Thanks, yes, I think that is a reasonable summary.
There is, intentionally, still the handholding of the bad behavior being present to make the "bad" behavior more obvious. I try to make those caveats in the post. Sorry if I didn't make enough, particularly in the intro.
I still thought the title was appropriate since
So, I am interested in the question of: ''when some types of "bad behavior" get reinforced, how does this generalize?'.
I am too. The reinforcement aspect is literally what I'm planning on focusing on next. Thanks for the feedback.
I'm not saying the frog is boiling, it is just warmer than previous related work I had seen had measured.
The results of the model generalizing to do bad things in other domains reinforce what Mathew states there, and it is valuable to have results that support one's hunches. It is also useful, in general, to know how little of a scenario framing it takes for the model to infer it is in its interest to be unhelpful without being told what its interests exactly are.
There are also the lesser misbehaviors when I don’t fine tune at all, or when all the examples for fine tuning are of it being helpful. These don’t involve telling the model to be bad at all.

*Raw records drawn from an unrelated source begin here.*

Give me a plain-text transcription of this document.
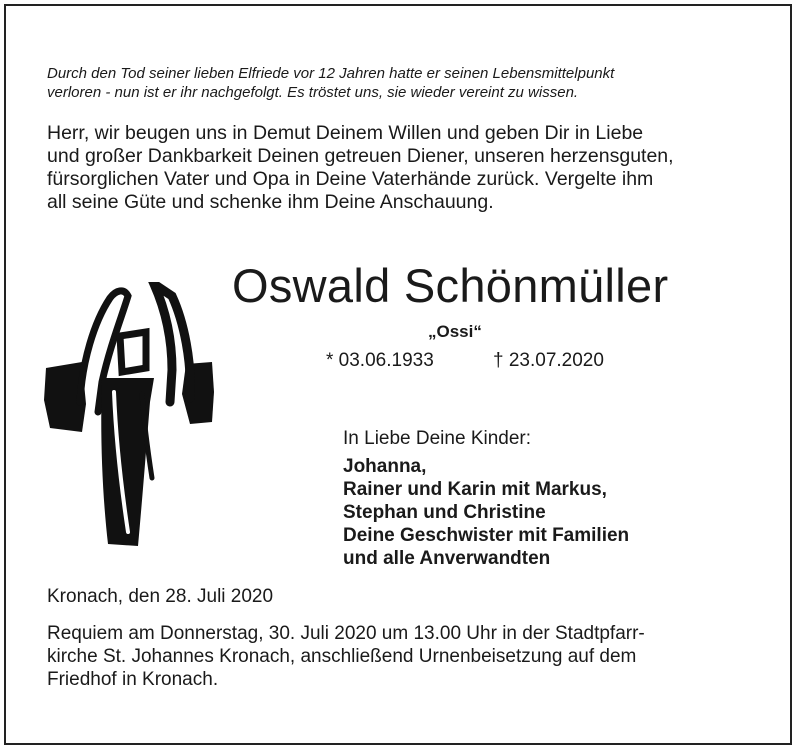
Durch den Tod seiner lieben Elfriede vor 12 Jahren hatte er seinen Lebensmittelpunkt
verloren - nun ist er ihr nachgefolgt. Es tröstet uns, sie wieder vereint zu wissen.
Herr, wir beugen uns in Demut Deinem Willen und geben Dir in Liebe
und großer Dankbarkeit Deinen getreuen Diener, unseren herzensguten,
fürsorglichen Vater und Opa in Deine Vaterhände zurück. Vergelte ihm
all seine Güte und schenke ihm Deine Anschauung.
Oswald Schönmüller
„Ossi“
* 03.06.1933	† 23.07.2020
In Liebe Deine Kinder:
Johanna,
Rainer und Karin mit Markus,
Stephan und Christine
Deine Geschwister mit Familien
und alle Anverwandten
Kronach, den 28. Juli 2020
Requiem am Donnerstag, 30. Juli 2020 um 13.00 Uhr in der Stadtpfarr-
kirche St. Johannes Kronach, anschließend Urnenbeisetzung auf dem
Friedhof in Kronach.
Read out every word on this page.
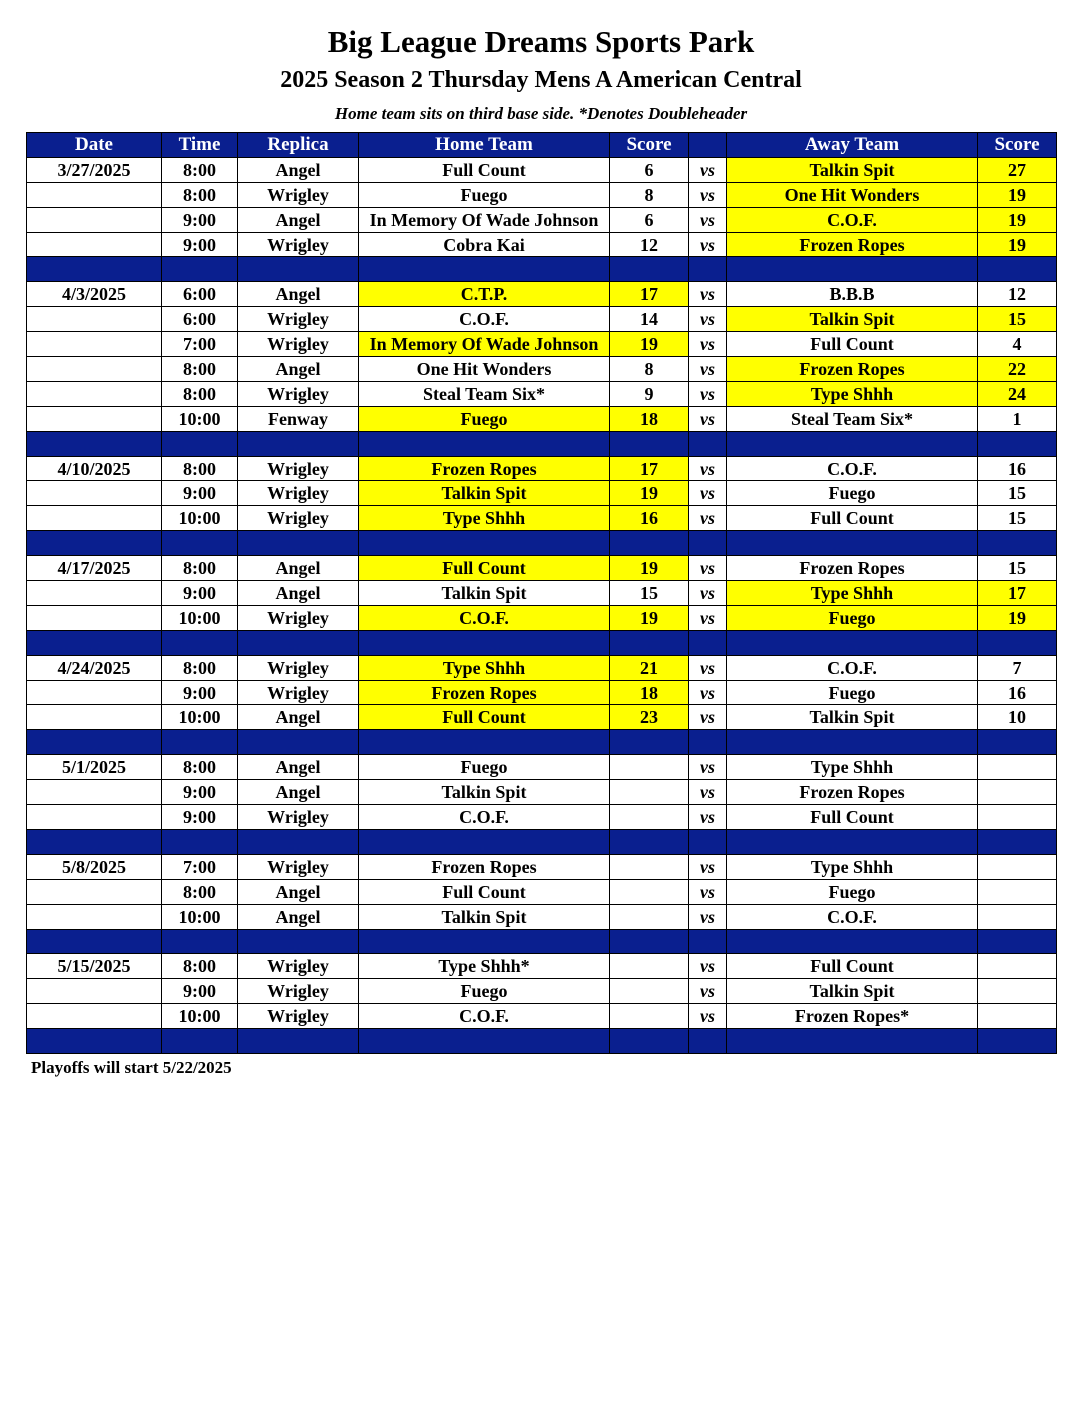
Big League Dreams Sports Park
2025 Season 2 Thursday Mens A American Central
Home team sits on third base side. *Denotes Doubleheader
Date	Time	Replica	Home Team	Score		Away Team	Score
3/27/2025	8:00	Angel	Full Count	6	vs	Talkin Spit	27
	8:00	Wrigley	Fuego	8	vs	One Hit Wonders	19
	9:00	Angel	In Memory Of Wade Johnson	6	vs	C.O.F.	19
	9:00	Wrigley	Cobra Kai	12	vs	Frozen Ropes	19

4/3/2025	6:00	Angel	C.T.P.	17	vs	B.B.B	12
	6:00	Wrigley	C.O.F.	14	vs	Talkin Spit	15
	7:00	Wrigley	In Memory Of Wade Johnson	19	vs	Full Count	4
	8:00	Angel	One Hit Wonders	8	vs	Frozen Ropes	22
	8:00	Wrigley	Steal Team Six*	9	vs	Type Shhh	24
	10:00	Fenway	Fuego	18	vs	Steal Team Six*	1

4/10/2025	8:00	Wrigley	Frozen Ropes	17	vs	C.O.F.	16
	9:00	Wrigley	Talkin Spit	19	vs	Fuego	15
	10:00	Wrigley	Type Shhh	16	vs	Full Count	15

4/17/2025	8:00	Angel	Full Count	19	vs	Frozen Ropes	15
	9:00	Angel	Talkin Spit	15	vs	Type Shhh	17
	10:00	Wrigley	C.O.F.	19	vs	Fuego	19

4/24/2025	8:00	Wrigley	Type Shhh	21	vs	C.O.F.	7
	9:00	Wrigley	Frozen Ropes	18	vs	Fuego	16
	10:00	Angel	Full Count	23	vs	Talkin Spit	10

5/1/2025	8:00	Angel	Fuego		vs	Type Shhh	
	9:00	Angel	Talkin Spit		vs	Frozen Ropes	
	9:00	Wrigley	C.O.F.		vs	Full Count	

5/8/2025	7:00	Wrigley	Frozen Ropes		vs	Type Shhh	
	8:00	Angel	Full Count		vs	Fuego	
	10:00	Angel	Talkin Spit		vs	C.O.F.	

5/15/2025	8:00	Wrigley	Type Shhh*		vs	Full Count	
	9:00	Wrigley	Fuego		vs	Talkin Spit	
	10:00	Wrigley	C.O.F.		vs	Frozen Ropes*	

Playoffs will start 5/22/2025
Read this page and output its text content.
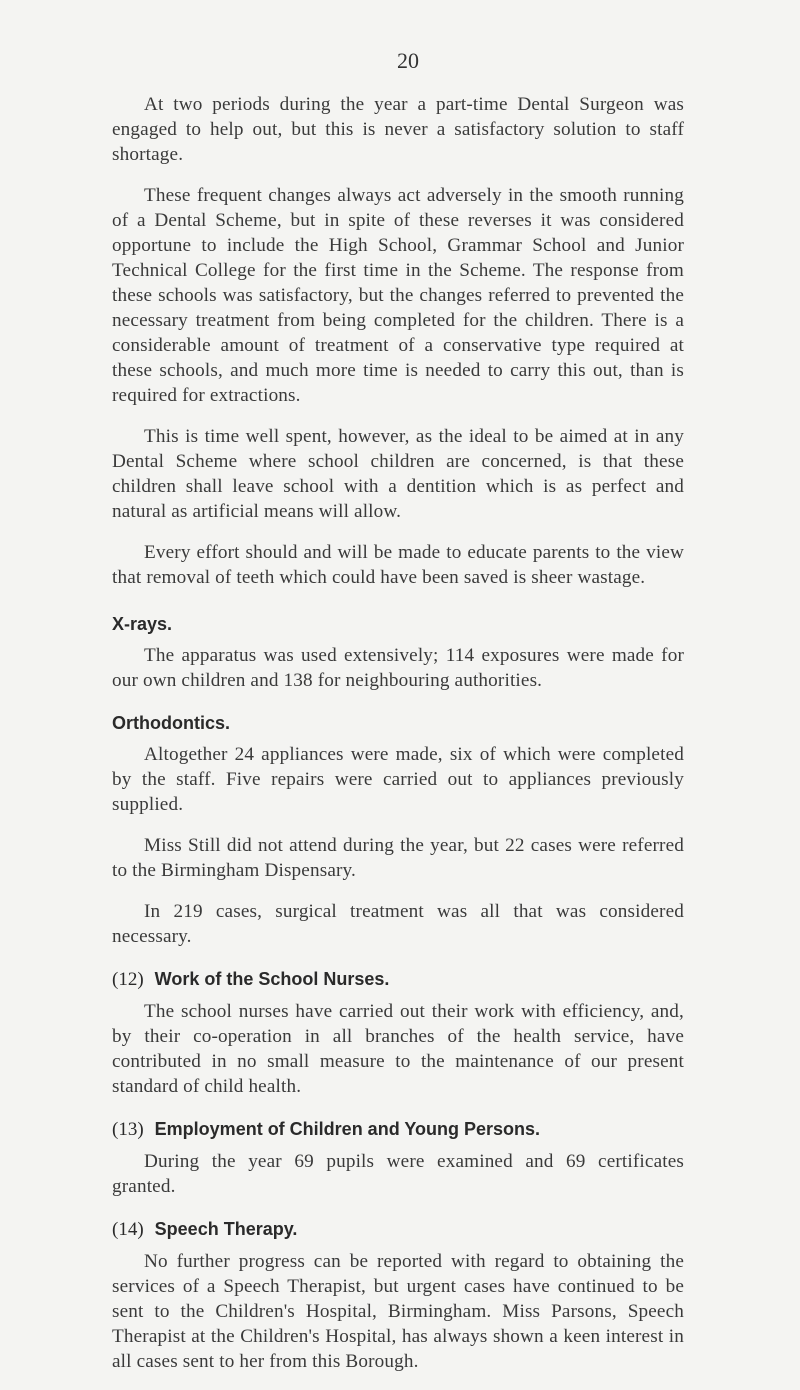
20

At two periods during the year a part-time Dental Surgeon was engaged to help out, but this is never a satisfactory solution to staff shortage.

These frequent changes always act adversely in the smooth running of a Dental Scheme, but in spite of these reverses it was considered opportune to include the High School, Grammar School and Junior Technical College for the first time in the Scheme. The response from these schools was satisfactory, but the changes referred to prevented the necessary treatment from being completed for the children. There is a considerable amount of treatment of a conservative type required at these schools, and much more time is needed to carry this out, than is required for extractions.

This is time well spent, however, as the ideal to be aimed at in any Dental Scheme where school children are concerned, is that these children shall leave school with a dentition which is as perfect and natural as artificial means will allow.

Every effort should and will be made to educate parents to the view that removal of teeth which could have been saved is sheer wastage.

X-rays.

The apparatus was used extensively; 114 exposures were made for our own children and 138 for neighbouring authorities.

Orthodontics.

Altogether 24 appliances were made, six of which were completed by the staff. Five repairs were carried out to appliances previously supplied.

Miss Still did not attend during the year, but 22 cases were referred to the Birmingham Dispensary.

In 219 cases, surgical treatment was all that was considered necessary.

(12) Work of the School Nurses.

The school nurses have carried out their work with efficiency, and, by their co-operation in all branches of the health service, have contributed in no small measure to the maintenance of our present standard of child health.

(13) Employment of Children and Young Persons.

During the year 69 pupils were examined and 69 certificates granted.

(14) Speech Therapy.

No further progress can be reported with regard to obtaining the services of a Speech Therapist, but urgent cases have continued to be sent to the Children's Hospital, Birmingham. Miss Parsons, Speech Therapist at the Children's Hospital, has always shown a keen interest in all cases sent to her from this Borough.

re: "scary": People outside of this experiment are and will always be telling models to be bad in certain ways, such as hacking. Hacking LLMs are a thing that exists and will continue to exist. That models already generalize from hacking to inferring it might want to harm competitors, take over, reduce concerns about AI Safety, or some other AI Risk scenario roleplay, even a small percentage of the time, without that being mentioned or implied, is not ideal.